Manusia hidup pasti membutuhkan air, bukan? Orang bisa berpuasa berminggu-minggu tanpa makan, namun manusia tidak dapat hidup tanpa air, itu sebabnya air merupakan sumber kehidupan bagi manusia. Meskipun dalam padang belantara, TUHAN sanggup menyediakan oase bagi mereka yang haus dan penat. Penduduk pulau Palue, bagian NTT, merupkan daerah yang sangat kering, bahkan sumber air pun tidak terdapat disana. Mereka sepenuhnya bergantung kepada iar hujan. Sedangkan kemarau disana cukup panjang. Apa yang dapat mereka lakukan, karena mereka perlu hidup? Setiap keluarga menanam di rumahnya paling sedikit tiga pohon pisang dan melubanginya. Pohon pisang merupakan sumber air bagi mereka.

Tuhan Yesus berkata bahwa Dia adalah Air hidup. Barangsiapa minum dari “Air” itu dia tidak akan haus lagi untuk selamanya. Artinya, jika seseorang percaya kepada Yesus, maka hidupnya akan diubahkan sepenuhnya.
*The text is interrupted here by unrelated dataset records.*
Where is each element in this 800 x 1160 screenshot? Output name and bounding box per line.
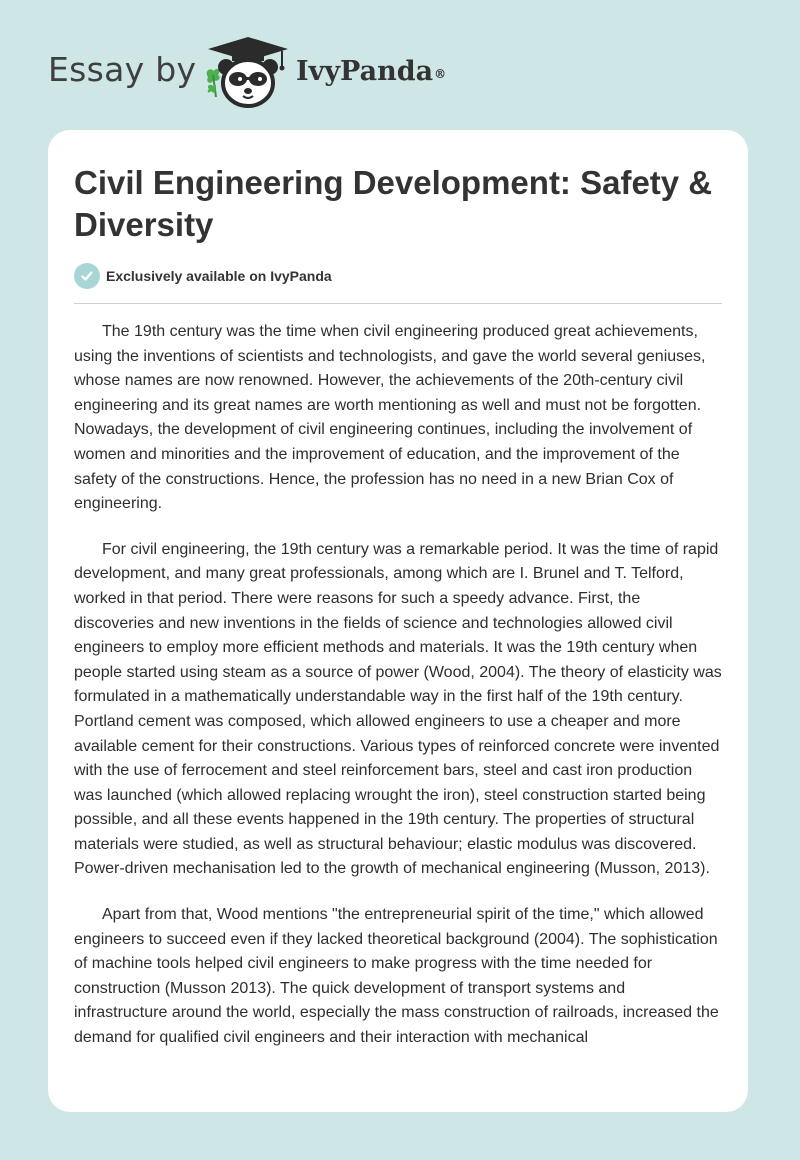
check-icon xyxy=(74,263,100,289)
exclusive-badge xyxy=(74,262,332,290)
brand-name: IvyPanda xyxy=(296,56,434,87)
paragraph: For civil engineering, the 19th century was a remarkable period. It was the time of rapid development, and many great professionals, among which are I. Brunel and T. Telford, worked in that period. There were reasons for such a speedy advance. First, the discoveries and new inventions in the fields of science and technologies allowed civil engineers to employ more efficient methods and materials. It was the 19th century when people started using steam as a source of power (Wood, 2004). The theory of elasticity was formulated in a mathematically understandable way in the first half of the 19th century. Portland cement was composed, which allowed engineers to use a cheaper and more available cement for their constructions. Various types of reinforced concrete were invented with the use of ferrocement and steel reinforcement bars, steel and cast iron production was launched (which allowed replacing wrought the iron), steel construction started being possible, and all these events happened in the 19th century. The properties of structural materials were studied, as well as structural behaviour; elastic modulus was discovered. Power-driven mechanisation led to the growth of mechanical engineering (Musson, 2013). xyxy=(74,540,722,878)
essay-by-label: Essay by xyxy=(48,50,197,89)
paragraph: Apart from that, Wood mentions "the entrepreneurial spirit of the time," which allowed engineers to succeed even if they lacked theoretical background (2004). The sophistication of machine tools helped civil engineers to make progress with the time needed for construction (Musson 2013). The quick development of transport systems and infrastructure around the world, especially the mass construction of railroads, increased the demand for qualified civil engineers and their interaction with mechanical xyxy=(74,906,719,1047)
paragraph: The 19th century was the time when civil engineering produced great achievements, using the inventions of scientists and technologists, and gave the world several geniuses, whose names are now renowned. However, the achievements of the 20th-century civil engineering and its great names are worth mentioning as well and must not be forgotten. Nowadays, the development of civil engineering continues, including the involvement of women and minorities and the improvement of education, and the improvement of the safety of the constructions. Hence, the profession has no need in a new Brian Cox of engineering. xyxy=(74,323,706,513)
registered-mark: ® xyxy=(434,67,447,81)
ivy-leaf-icon xyxy=(207,69,220,97)
essay-card xyxy=(48,130,748,1112)
brand-logo-text[interactable] xyxy=(296,54,446,90)
page-title: Civil Engineering Development: Safety & Diversity xyxy=(74,164,713,243)
site-header xyxy=(0,0,800,130)
panda-graduate-icon[interactable] xyxy=(202,37,294,109)
exclusive-label: Exclusively available on IvyPanda xyxy=(106,268,332,284)
divider xyxy=(74,303,722,304)
essay-body xyxy=(74,320,722,1072)
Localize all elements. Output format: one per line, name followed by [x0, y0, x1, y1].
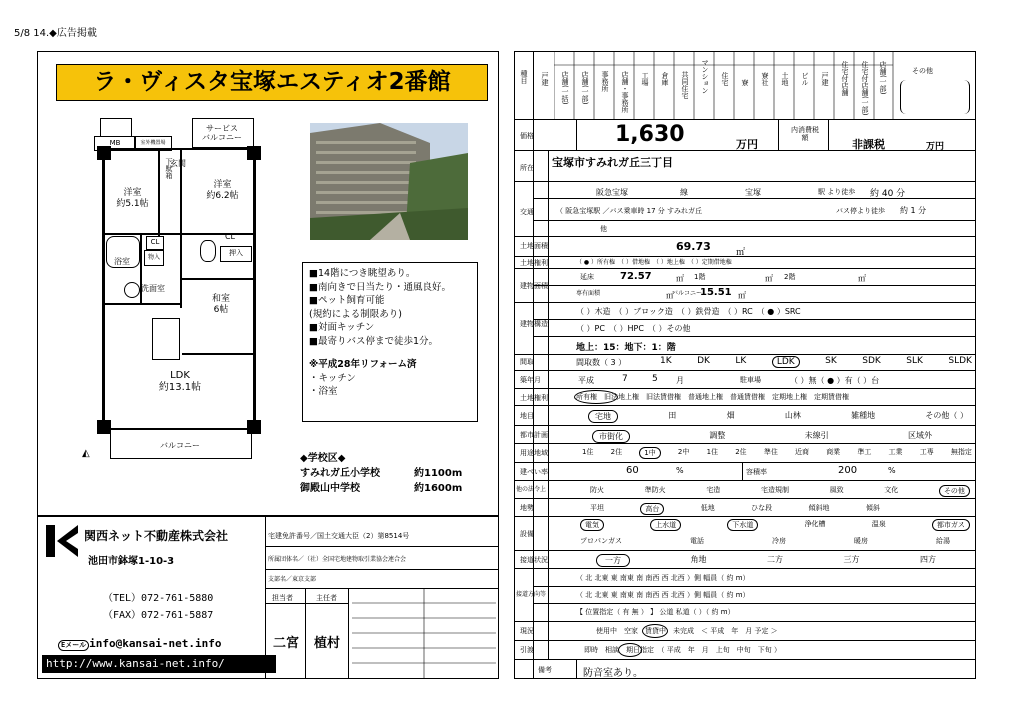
address-label: 所在 [520, 164, 534, 172]
fax-stamp: 5/8 14.◆広告掲載 [14, 28, 97, 39]
feature-item: ※平成28年リフォーム済 [309, 359, 417, 370]
company-address: 池田市鉢塚1-10-3 [88, 556, 175, 567]
delivery-options: 即時 相談 期日指定 （ 平成 年 月 上旬 中旬 下旬 ） [584, 646, 781, 654]
built-era: 平成 [578, 376, 594, 385]
transport-line: 阪急宝塚 [596, 188, 628, 197]
layout-label: 間取 [520, 358, 534, 366]
license-text: 宅建免許番号／国土交通大臣（2）第8514号 [268, 532, 410, 540]
floor-area-value: 72.57 [620, 271, 652, 282]
feature-item: ・キッチン [309, 372, 356, 384]
storage-label: 室外機置場 [134, 136, 172, 151]
exclusive-area-label: 専有面積 [576, 290, 601, 297]
association-text: 所属団体名／（社）全国宅地建物取引業協会連合会 [268, 556, 407, 563]
direction-row-1: （ 北 北東 東 南東 南 南西 西 北西 ）側 幅員（ 約 m） [576, 574, 750, 582]
feature-item: ・浴室 [309, 386, 338, 397]
washroom-label: 洗面室 [141, 284, 165, 293]
ldk-label: LDK 約13.1帖 [158, 370, 202, 393]
transport-bus: （ 阪急宝塚駅 ／バス乗車時 17 分 すみれガ丘 [556, 207, 703, 215]
facilities-label: 設備 [520, 530, 534, 538]
feature-item [309, 348, 451, 358]
balcony-label: バルコニー [160, 441, 200, 450]
coverage-unit: % [676, 466, 684, 475]
chimoku-options: 宅地 田 畑 山林 雑種地 その他（ ） [588, 410, 968, 423]
law-label: 他の法令上 [516, 486, 547, 493]
built-label: 築年月 [520, 376, 541, 384]
city-plan-options: 市街化 調整 未線引 区域外 [592, 430, 932, 443]
remarks-label: 備考 [538, 666, 552, 674]
transport-walk-label: 駅 より徒歩 [818, 188, 856, 196]
land-rights-options: （ ● ）所有権 （ ）借地権 （ ）地上権 （ ）定期借地権 [576, 259, 732, 266]
transport-bus-walk-label: バス停より徒歩 [836, 207, 885, 215]
company-logo [44, 523, 80, 559]
structure-label: 建物構造 [520, 320, 548, 328]
parking-label: 駐車場 [740, 376, 761, 384]
coverage-value: 60 [626, 465, 639, 476]
branch-text: 支部名／東京支部 [268, 576, 317, 583]
kind-label: 種目 [520, 70, 528, 84]
direction-row-3: 【 位置指定（ 有 無 ） 】 公道 私道（ ）（ 約 m） [576, 608, 735, 616]
price-label: 価格 [520, 132, 534, 140]
zone-options: 1住 2住 1中 2中 1住 2住 準住 近商 商業 準工 工業 工専 無指定 [582, 448, 972, 457]
address-value: 宝塚市すみれガ丘三丁目 [552, 156, 673, 169]
coverage-label: 建ぺい率 [520, 468, 548, 476]
second-floor-unit: ㎡ [858, 274, 866, 283]
main-label: 主任者 [316, 594, 337, 602]
closet-1: CL [146, 236, 164, 250]
status-label: 現況 [520, 627, 534, 635]
tax-value: 非課税 [852, 138, 885, 151]
company-url[interactable]: http://www.kansai-net.info/ [42, 655, 276, 673]
transport-label: 交通 [520, 208, 534, 216]
parking-options: （ ）無（ ● ）有（ ）台 [790, 376, 880, 385]
remarks-value: 防音室あり。 [583, 668, 643, 679]
floor-area-label: 延床 [580, 273, 594, 281]
layout-count: 間取数（ 3 ） [576, 358, 627, 367]
land-area-unit: ㎡ [736, 248, 746, 258]
built-month: 5 [652, 374, 658, 384]
tax-label: 内消費税額 [791, 126, 819, 142]
bath-label: 浴室 [114, 257, 130, 266]
feature-item: (規約による制限あり) [309, 308, 402, 320]
price-value: 1,630 [615, 122, 685, 147]
transport-other: 他 [600, 225, 607, 233]
feature-item: ■最寄りバス停まで徒歩1分。 [309, 335, 439, 347]
shoebox-label: 下駄箱 [165, 158, 173, 179]
western-room-1: 洋室 約5.1帖 [116, 188, 149, 209]
first-floor-unit: ㎡ [765, 274, 773, 283]
far-label: 容積率 [746, 468, 767, 476]
tax-unit: 万円 [926, 142, 945, 152]
delivery-label: 引渡 [520, 646, 534, 654]
city-plan-label: 都市計画 [520, 431, 548, 439]
feature-item: ■ペット飼育可能 [309, 295, 385, 306]
status-options: 使用中 空家 賃貸中 未完成 ＜ 平成 年 月 予定 ＞ [596, 627, 778, 635]
facility-options-2: プロパンガス 電話 冷房 暖房 給湯 [580, 537, 950, 545]
terrain-label: 地勢 [520, 504, 534, 512]
feature-item: ■14階につき眺望あり。 [309, 268, 416, 279]
entrance-label: 玄関 [170, 159, 186, 168]
direction-label: 接道方向等 [516, 591, 547, 598]
exclusive-area-unit: ㎡ [666, 291, 674, 300]
transport-station: 宝塚 [745, 188, 761, 197]
storage-2: 物入 [144, 250, 164, 266]
floors-value: 地上：15：地下：1：階 [576, 343, 676, 353]
company-phones: （TEL）072-761-5880 （FAX）072-761-5887 [103, 593, 214, 621]
price-unit: 万円 [736, 138, 758, 151]
far-unit: % [888, 466, 896, 475]
kind-other-label: その他 [912, 67, 933, 75]
land-use-label: 土地権利 [520, 394, 548, 402]
license-grid [352, 588, 496, 679]
transport-walk-time: 約 40 分 [870, 189, 906, 199]
law-options: 防火 準防火 宅造 宅造規制 風致 文化 その他 [590, 485, 970, 497]
land-use-options: 所有権 旧法地上権 旧法賃借権 普通地上権 普通賃借権 定期地上権 定期賃借権 [576, 393, 849, 401]
road-label: 接道状況 [520, 556, 548, 564]
balcony-area-unit: ㎡ [738, 291, 746, 300]
mb-box: MB [94, 136, 136, 151]
handler-label: 担当者 [272, 594, 293, 602]
property-title: ラ・ヴィスタ宝塚エスティオ2番館 [56, 64, 488, 101]
land-rights-label: 土地権利 [520, 259, 548, 267]
zone-label: 用途地域 [520, 449, 548, 457]
second-floor-label: 2階 [784, 273, 796, 281]
kind-columns: 戸建 店舗(一括) 店舗(一部) 事務所 店舗・事務所 工場 倉庫 共同住宅 マンション 住宅 寮 寮社 土地 ビル 戸建 住宅付店舗 住宅付店舗(一部) 店舗(一部) [541, 59, 887, 116]
compass-icon: ◭ [82, 448, 90, 459]
feature-item: ■対面キッチン [309, 322, 375, 333]
balcony-area-label: バルコニー [672, 290, 703, 297]
closet-2: CL [224, 232, 236, 241]
far-value: 200 [838, 465, 858, 476]
floor-area-unit: ㎡ [676, 274, 684, 283]
structure-options-2: （ ）PC （ ）HPC （ ）その他 [576, 324, 691, 333]
school-district: ◆学校区◆ すみれガ丘小学校 約1100m 御殿山中学校 約1600m [300, 453, 463, 494]
facility-options-1: 電気 上水道 下水道 浄化槽 温泉 都市ガス [580, 519, 970, 531]
layout-options: 1K DK LK LDK SK SDK SLK SLDK [660, 356, 972, 367]
land-area-label: 土地面積 [520, 242, 548, 250]
features-list [309, 267, 451, 399]
building-photo-svg [310, 123, 468, 240]
floor-plan [80, 118, 276, 458]
main-name: 植村 [314, 636, 341, 651]
oshiire-label: 押入 [220, 246, 252, 262]
first-floor-label: 1階 [694, 273, 706, 281]
service-balcony-label: サービス バルコニー [202, 124, 242, 142]
direction-row-2: （ 北 北東 東 南東 南 南西 西 北西 ）側 幅員（ 約 m） [576, 591, 750, 599]
japanese-room: 和室 6帖 [211, 294, 230, 315]
terrain-options: 平坦 高台 低地 ひな段 傾斜地 傾斜 [590, 504, 880, 513]
balcony-area-value: 15.51 [700, 287, 732, 298]
company-name: 関西ネット不動産株式会社 [84, 529, 229, 543]
building-photo [310, 123, 468, 240]
company-email[interactable]: Eメール info@kansai-net.info [58, 637, 222, 651]
chimoku-label: 地目 [520, 412, 534, 420]
transport-bus-walk-time: 約 1 分 [900, 206, 927, 215]
western-room-2: 洋室 約6.2帖 [206, 180, 239, 201]
handler-name: 二宮 [273, 636, 300, 651]
building-area-label: 建物面積 [520, 282, 548, 290]
structure-options-1: （ ）木造 （ ）ブロック造 （ ）鉄骨造 （ ）RC （ ● ）SRC [576, 307, 801, 316]
land-area-value: 69.73 [676, 240, 711, 253]
built-year: 7 [622, 374, 628, 384]
feature-item: ■南向きで日当たり・通風良好。 [309, 281, 451, 293]
road-options: 一方 角地 二方 三方 四方 [596, 554, 936, 567]
built-month-unit: 月 [676, 376, 684, 385]
transport-line-suffix: 線 [680, 188, 688, 197]
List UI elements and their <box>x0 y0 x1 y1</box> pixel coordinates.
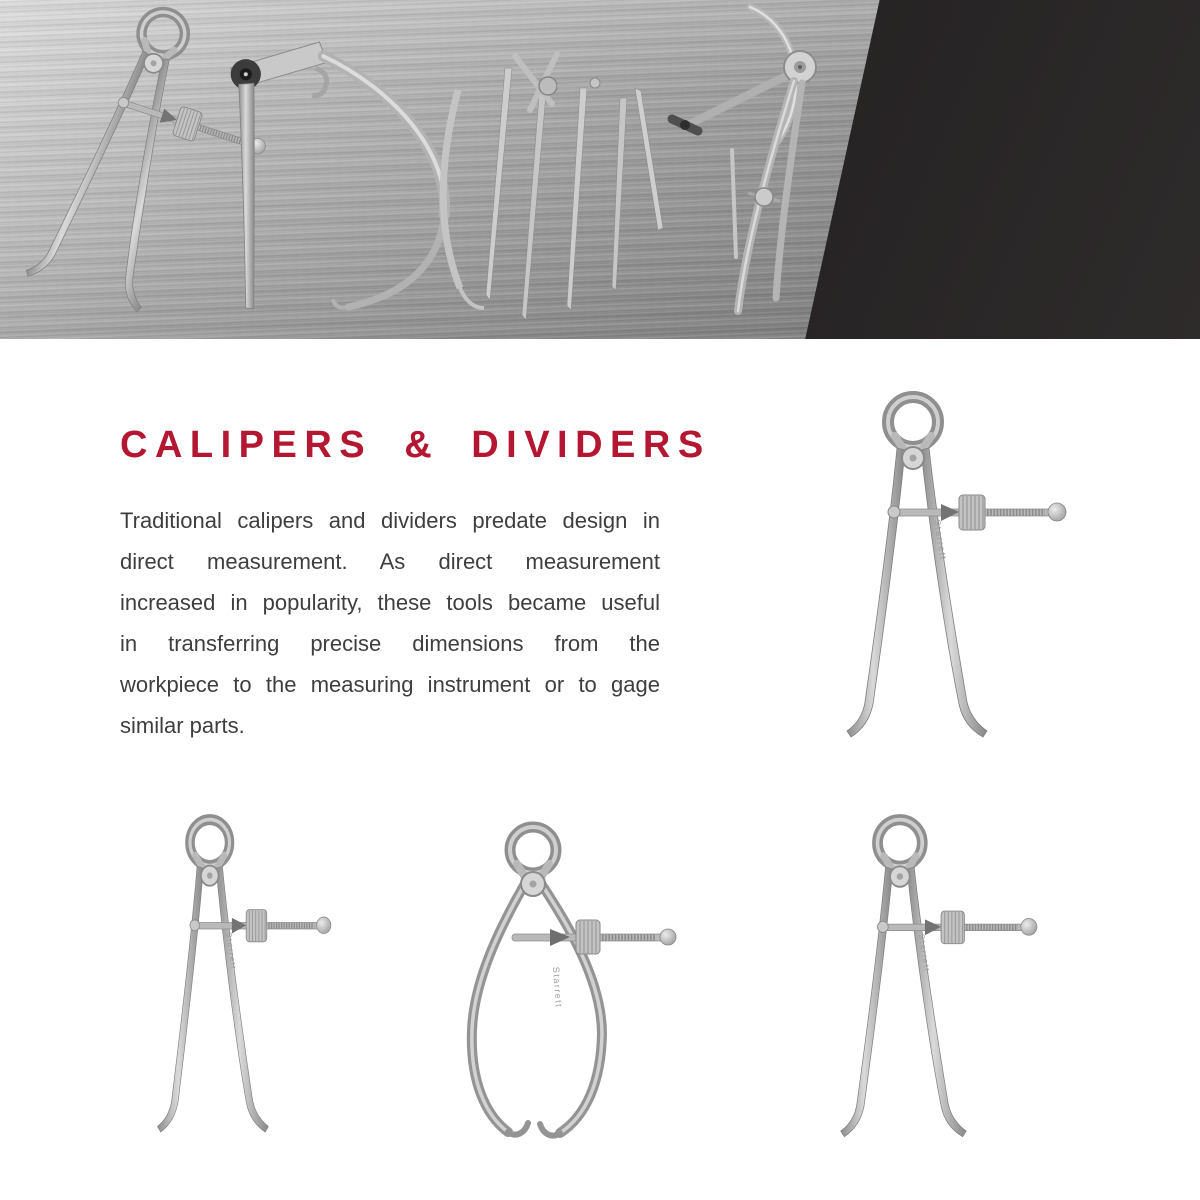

Hidup yang dahulunya penuh kekecewaan, kebencian dan tidak ada pengharapan tetapi saatnya akan menjadi kehidupan yang penuh harapan dan sukacita. Seperti perempuan Samaria yang telah dipenuhi Air hidup menerima Yesus dalam hidupnya. Jiwanya dipuaskan. Perempuan itu tidak gelisah lagi, dia berubah menjadi perempuan yang berani menghadapi masyarakat. Bahkan menjadi saksi Kristus.

Maukah Anda menerima sukacita dan damai sejahtera-Nya? Hanya ada satu jalan, yakni percaya dan menerima Yesus sebagai Tuhan dan Juruselamat.